Algorithms determine your employability — Automated employment-decision technology runs the show for many employers right now. At least 67 percent of hiring managers on LinkedIn have said that they use algorithms to find the right applicant. These algorithms act like virtual recruiters that screen resumes and pick out the "perfect" candidate for an open role based on internal requisites of the companies that use them.

But "perfect" here, critics worry, is a criterion that is rarely clearly defined and algorithms have the potential to magnify confusion and bias against an applicant based on their race, sex, religion, and other background metrics. On top of that, as the New York City proposal warns, such software is rarely vetted, nor is its use disclosed to the public, which makes it all the more difficult to ensure that it isn't disadvantaging some candidates compared to others.
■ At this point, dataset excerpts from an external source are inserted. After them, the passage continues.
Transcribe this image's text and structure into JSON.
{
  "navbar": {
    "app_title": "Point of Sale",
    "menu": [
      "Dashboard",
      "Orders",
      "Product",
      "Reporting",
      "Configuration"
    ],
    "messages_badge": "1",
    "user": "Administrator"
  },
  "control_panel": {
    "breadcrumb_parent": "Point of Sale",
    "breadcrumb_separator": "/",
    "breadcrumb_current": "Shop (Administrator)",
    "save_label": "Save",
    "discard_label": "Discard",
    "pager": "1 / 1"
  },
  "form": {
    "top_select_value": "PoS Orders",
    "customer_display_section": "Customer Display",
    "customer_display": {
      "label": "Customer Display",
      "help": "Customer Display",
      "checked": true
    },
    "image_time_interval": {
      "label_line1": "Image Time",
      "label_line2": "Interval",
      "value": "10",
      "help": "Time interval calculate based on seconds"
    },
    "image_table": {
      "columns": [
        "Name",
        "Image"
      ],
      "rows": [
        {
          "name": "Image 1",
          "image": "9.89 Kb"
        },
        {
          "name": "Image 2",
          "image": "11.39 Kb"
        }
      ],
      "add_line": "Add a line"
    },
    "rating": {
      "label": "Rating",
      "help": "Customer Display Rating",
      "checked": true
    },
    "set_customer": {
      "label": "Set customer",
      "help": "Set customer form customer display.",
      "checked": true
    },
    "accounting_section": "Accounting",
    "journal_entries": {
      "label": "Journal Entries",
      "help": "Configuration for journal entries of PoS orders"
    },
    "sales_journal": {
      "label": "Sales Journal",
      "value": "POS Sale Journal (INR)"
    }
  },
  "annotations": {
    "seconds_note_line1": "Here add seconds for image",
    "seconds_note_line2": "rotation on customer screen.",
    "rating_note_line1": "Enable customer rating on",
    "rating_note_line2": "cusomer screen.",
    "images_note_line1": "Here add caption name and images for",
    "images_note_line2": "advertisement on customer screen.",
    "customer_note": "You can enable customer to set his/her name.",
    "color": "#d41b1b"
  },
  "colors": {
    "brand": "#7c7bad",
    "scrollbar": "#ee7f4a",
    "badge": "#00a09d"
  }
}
These worries aren't unfounded — Amazon, the retail behemoth that made Jeff Bezos the world's wealthiest person (though Elon Musk is nipping at his heels), had to do away with a recruitment algorithm because it discriminated against female applicants in 2018.

For years, mathematicians like Cathy O'Neil have warned against placing blind faith in algorithms used to hire people precisely because of the inevitable biases within them. Even systems trained on previous hiring data are doomed to replicate those decisions, so unless previous hiring was neutral, they'll simply replicate the prejudices people hope to avoid. Beyond the scope of hiring, algorithms are well documented to exacerbate bias, from facial recognition tools to harming Black patients' odds of receiving kidney transplants.

Right now, Cumbo's proposal faces some resistance from politicians who want to modify the legislation's requisites. Some worry it will hurt employers' ability to find effective candidates, but others have supported Cumbo and noted that the proposal could improve people's access to jobs. It's destined to be an ongoing and heated debate.